WHEN THE GAME'S OVER, ADVENTURE BEGINS IN “WRECK-IT RALPH”
From Walt Disney Animation Studios
and Emmy®-winning director Rich Moore comes "Wreck-It Ralph," a
hilarious, arcade-game-hopping adventure. For decades, Ralph (voice of John C.
Reilly) has been overshadowed by Fix-It Felix, Jr. (voice of Jack McBrayer),
the good-guy star of their game who always gets to save the day. Tired of
playing the role of a bad guy, Ralph takes matters into his own massive hands
and sets off on a journey across the arcade through multiple generations of
video games to prove he's got what it takes to be a hero.
Photo courtesy of Walt Disney Animation |
On
his quest, Ralph meets tough-as-nails Sergeant Calhoun (voice of Jane Lynch)
from the first-person action game Hero’s Duty, and feisty misfit Vanellope von
Schweetz (voice of Sarah Silverman) from the candy-coated cart-racing game
Sugar Rush, who may just be his first real friend. But everything changes when
a deadly enemy is unleashed, threatening the entire arcade and Vanellope
herself. Ralph finally gets his chance to save the day—but can he do it in
time?
When
Rich Moore joined Walt Disney Animation Studios and began developing “Wreck-It
Ralph,” he had a big problem. “Arcade-game characters have no free will,” he
says. “They’re programmed to do one thing day in and day out—they don’t have a
choice in the matter. I thought, ‘That’s boring.’”
Or
is it?
“I
realized it’s actually a great conflict,” says the director. “Within this
world, there are strict rules: you do one job and one job only. What if there
was a character who didn’t like his job?”
At
nine feet tall and 643 pounds, Ralph is certainly a force to be… well,
wreck-oned with. He’s a massive guy charged with wrecking the apartment
building in a place called Niceland. Much to Ralph’s dismay, a spry sport named
Fix-It Felix Jr. is called on to fix the building and save the day with his
magic hammer, earning cheers, accolades and a fancy gold medal from the
Nicelanders.
“Ralph
is the bad guy in an old 1980s arcade game who’s wondering—after 30 years of
playing his assigned role—‘Is this it?’” says Moore. “So, like a lot of us, he
tries to solve an internal problem with an external solution: he’s going to try
to win a medal—if he could win just one, he thinks he’ll earn the kind of love
and respect Felix gets.”
“So
Ralph embarks on this journey across the arcade to try to earn that medal,”

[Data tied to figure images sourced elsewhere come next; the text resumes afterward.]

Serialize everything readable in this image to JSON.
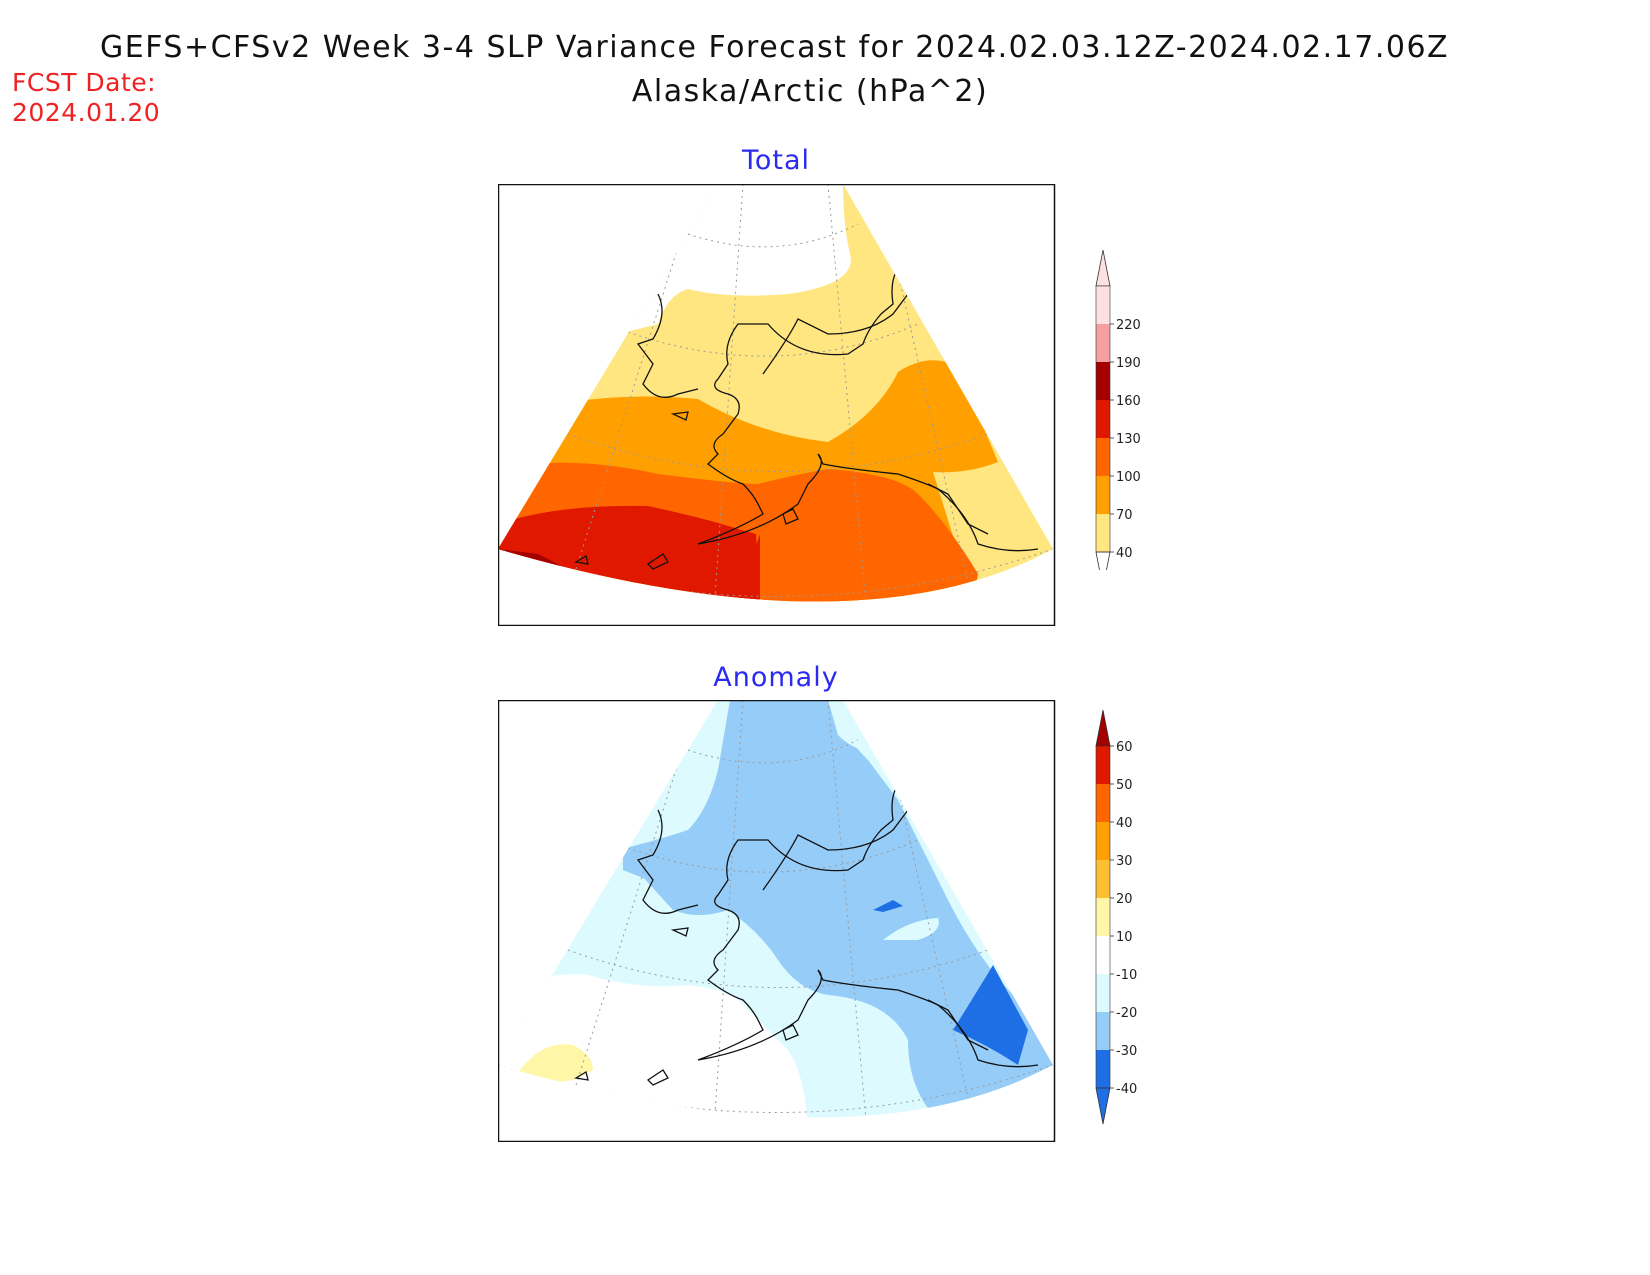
{
  "header": {
    "title": "GEFS+CFSv2 Week 3-4 SLP Variance Forecast for 2024.02.03.12Z-2024.02.17.06Z",
    "subtitle": "Alaska/Arctic (hPa^2)",
    "fcst_date_label": "FCST Date:",
    "fcst_date_value": "2024.01.20"
  },
  "panels": [
    {
      "id": "total",
      "title": "Total",
      "colorbar": {
        "levels": [
          "40",
          "70",
          "100",
          "130",
          "160",
          "190",
          "220"
        ],
        "colors": [
          "#ffe680",
          "#ffa000",
          "#ff6600",
          "#e01800",
          "#a50000",
          "#f4a0a0",
          "#ffe0e0"
        ],
        "top_arrow_color": "#ffe0e0",
        "bottom_arrow_color": "#ffffff"
      }
    },
    {
      "id": "anomaly",
      "title": "Anomaly",
      "colorbar": {
        "levels": [
          "-40",
          "-30",
          "-20",
          "-10",
          "10",
          "20",
          "30",
          "40",
          "50",
          "60"
        ],
        "colors": [
          "#1e6fe6",
          "#96ccf8",
          "#ddfbff",
          "#ffffff",
          "#fff6a8",
          "#ffbf33",
          "#ffa000",
          "#ff6600",
          "#e01800"
        ],
        "top_arrow_color": "#a50000",
        "bottom_arrow_color": "#1e6fe6"
      }
    }
  ]
}
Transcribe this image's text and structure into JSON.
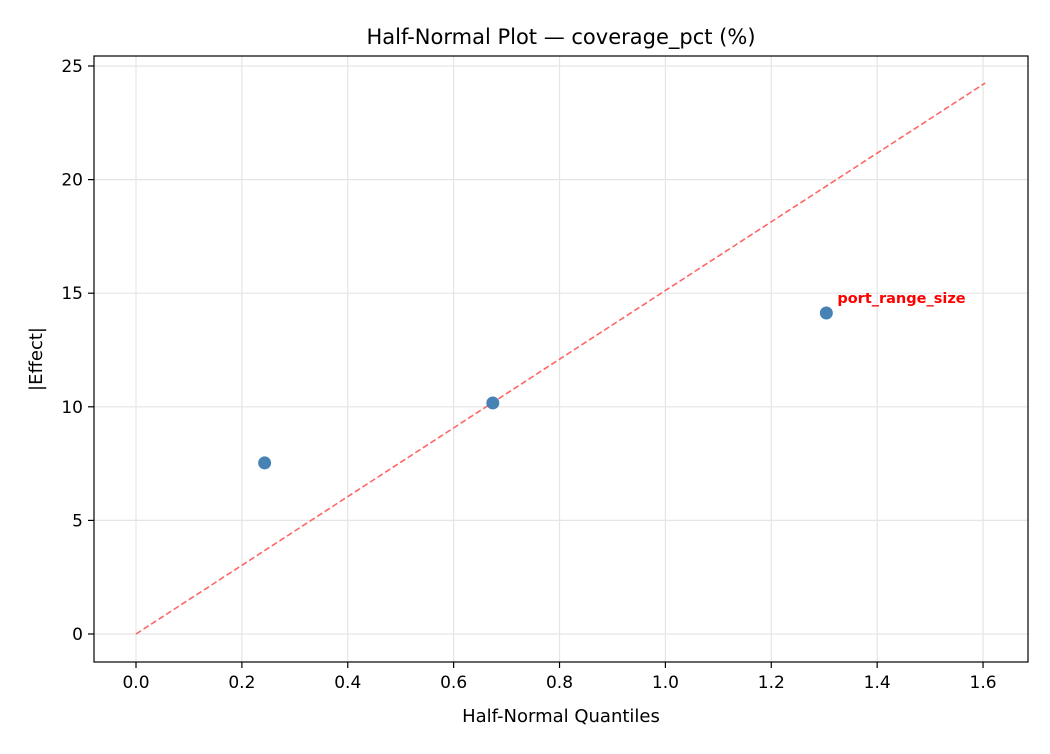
{
  "chart_data": {
    "type": "scatter",
    "title": "Half-Normal Plot — coverage_pct (%)",
    "xlabel": "Half-Normal Quantiles",
    "ylabel": "|Effect|",
    "xlim": [
      -0.08,
      1.68
    ],
    "ylim": [
      -1.25,
      25.4
    ],
    "xticks": [
      0.0,
      0.2,
      0.4,
      0.6,
      0.8,
      1.0,
      1.2,
      1.4,
      1.6
    ],
    "xtick_labels": [
      "0.0",
      "0.2",
      "0.4",
      "0.6",
      "0.8",
      "1.0",
      "1.2",
      "1.4",
      "1.6"
    ],
    "yticks": [
      0,
      5,
      10,
      15,
      20,
      25
    ],
    "ytick_labels": [
      "0",
      "5",
      "10",
      "15",
      "20",
      "25"
    ],
    "grid": true,
    "points": [
      {
        "x": 0.243,
        "y": 7.53
      },
      {
        "x": 0.674,
        "y": 10.17
      },
      {
        "x": 1.304,
        "y": 14.13,
        "label": "port_range_size"
      }
    ],
    "reference_line": {
      "x": [
        0,
        1.604
      ],
      "y": [
        0,
        24.25
      ],
      "style": "dashed",
      "color": "#ff6666"
    },
    "colors": {
      "points": "#4682b4",
      "label": "#ff0000",
      "line": "#ff6666",
      "grid": "#e5e5e5"
    }
  }
}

says producer Clark Spencer. “Of course, the real journey is for him—and
everyone else—to realize that while he’s programmed to be one thing, it doesn’t
mean that’s what he is on the inside.”
Ralph’s
quest will take him from his home in the game Fix-It Felix Jr. into the vast
worlds the arcade has to offer. “We jump from Ralph’s very simple 8-bit world
to Hero’s Duty,” says Spencer. “Hero’s Duty is a modern, first-person shooter
game—it’s brand new, the best game in the arcade, the most advanced game out
there. In this game, Sergeant Calhoun heads up a platoon of soldiers fighting
off Cy-Bugs that are annihilating the universe. It’s very intense.”
His
efforts going awry, Ralph finds himself jetting from the tough world of Hero’s
Duty to something a little sweeter—literally. “Sugar Rush is a 1990s
cart-racing game set in a world that’s made entirely out of candy,” says Moore.
“So this world is more whimsical. It’s got a classic Disney feel mixed with an
anime influence.”
“But
while it has a sweet veneer,” adds Spencer, “there’s a dark side to Sugar
Rush.”
“A
good movie makes the audience feel like they’ve journeyed with the characters,”
says Moore. “I think the audience will expect comedy and action. They’ll expect
the state-of-the-art animation and spectacle that still blows me away. But I
think they’ll be surprised by how much heart the movie has and how much they’re
going to love these characters.”
Opening
across the Philippines in Nov. 01 in Disney Digital 3D and regular theaters,
“Wreck-It Ralph” is distributed by Walt Disney Studios Motion Pictures
International through Columbia Pictures.